Talk about the lack of affordable housing doesn’t really speak to the panic two school teachers are feeling since the owner of the 3br house they’ve been renting for $1,600/mo passed away. They’re waiting to see what the rent will be raised to or whether they’ll get notice to vacate.
Talk about lack of availability doesn’t really describe the Bonny Doon couple w/two children and two dogs who lost their home in the CZU fire, and have stayed with friends for three years because they can’t find a local rental that allows dogs.
Talk about workforce displacement doesn’t really give voice to the plight of the single Mom who commutes from Hollister because it’s more affordable. Or the fact that the owners of the places she cleans also commute over the hill to earn the salaries necessary to buy homes.
Talk about existential threats to the unhoused doesn’t describe the last hours of Erik Morales, whose body was discovered on the River levee on September 19th. And talk about chronic housing insecurity doesn’t do justice to those in our midst who are living one paycheck away from disaster.

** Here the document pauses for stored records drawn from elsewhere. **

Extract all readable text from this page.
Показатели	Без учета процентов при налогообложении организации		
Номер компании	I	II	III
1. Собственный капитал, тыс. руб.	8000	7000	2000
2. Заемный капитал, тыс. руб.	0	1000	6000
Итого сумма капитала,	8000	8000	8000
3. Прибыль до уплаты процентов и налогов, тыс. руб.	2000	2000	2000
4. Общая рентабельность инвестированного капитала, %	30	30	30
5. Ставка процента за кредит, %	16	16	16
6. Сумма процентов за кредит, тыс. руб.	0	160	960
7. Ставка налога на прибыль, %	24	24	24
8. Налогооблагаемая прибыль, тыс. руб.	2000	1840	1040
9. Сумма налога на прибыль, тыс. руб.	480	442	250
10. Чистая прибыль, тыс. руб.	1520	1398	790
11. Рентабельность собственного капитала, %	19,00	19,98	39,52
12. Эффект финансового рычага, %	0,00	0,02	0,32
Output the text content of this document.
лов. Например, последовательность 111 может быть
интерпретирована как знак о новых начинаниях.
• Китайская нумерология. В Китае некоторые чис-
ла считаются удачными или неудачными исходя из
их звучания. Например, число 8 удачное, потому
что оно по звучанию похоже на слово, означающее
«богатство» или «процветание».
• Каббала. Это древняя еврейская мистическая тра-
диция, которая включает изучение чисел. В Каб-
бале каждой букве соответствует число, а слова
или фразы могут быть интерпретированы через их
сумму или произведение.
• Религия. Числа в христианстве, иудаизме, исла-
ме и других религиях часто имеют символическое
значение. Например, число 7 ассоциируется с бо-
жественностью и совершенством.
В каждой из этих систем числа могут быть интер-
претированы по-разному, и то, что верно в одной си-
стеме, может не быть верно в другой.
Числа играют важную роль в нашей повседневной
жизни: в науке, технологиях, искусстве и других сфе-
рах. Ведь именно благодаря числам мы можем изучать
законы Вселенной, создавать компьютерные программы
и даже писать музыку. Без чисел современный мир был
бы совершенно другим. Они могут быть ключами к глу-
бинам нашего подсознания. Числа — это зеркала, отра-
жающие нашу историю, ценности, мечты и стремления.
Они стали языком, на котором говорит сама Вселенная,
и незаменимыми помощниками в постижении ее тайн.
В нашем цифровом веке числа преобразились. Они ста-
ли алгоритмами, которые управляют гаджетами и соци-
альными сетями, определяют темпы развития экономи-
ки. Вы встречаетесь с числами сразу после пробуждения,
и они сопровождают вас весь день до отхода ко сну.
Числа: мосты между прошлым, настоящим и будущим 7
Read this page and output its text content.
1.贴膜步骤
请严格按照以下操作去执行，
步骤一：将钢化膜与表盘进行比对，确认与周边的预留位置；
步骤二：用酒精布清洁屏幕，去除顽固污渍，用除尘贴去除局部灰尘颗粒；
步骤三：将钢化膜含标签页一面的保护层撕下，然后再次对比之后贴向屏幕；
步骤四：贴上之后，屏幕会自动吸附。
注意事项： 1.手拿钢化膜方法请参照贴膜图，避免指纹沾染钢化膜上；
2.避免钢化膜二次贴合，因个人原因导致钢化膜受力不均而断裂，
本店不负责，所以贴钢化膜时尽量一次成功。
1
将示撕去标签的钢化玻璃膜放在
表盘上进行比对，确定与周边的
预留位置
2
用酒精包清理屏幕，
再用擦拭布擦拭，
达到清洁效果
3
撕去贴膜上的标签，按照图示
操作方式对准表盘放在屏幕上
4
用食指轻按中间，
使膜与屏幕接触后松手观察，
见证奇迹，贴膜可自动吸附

Talk about the widening wealth gap doesn’t really explain the gulf between those who were lucky enough to buy a home 30 years ago and those who may never be able to buy one. And all the talk about downsizing doesn’t help aging seniors with lots of equity who still can’t afford to stay in Santa Cruz.
Talk about NIMBYs and YIMBYs doesn’t really address the increasing friction between aging baby boomers wanting to preserve their home values and status quo and millennial buyers struggling to crack the code of homeownership..
None of us gets to escape the housing crisis. At this point we all own it. There’s only one degree of separation between each of us and ALL of the housing issues that impact us as a community.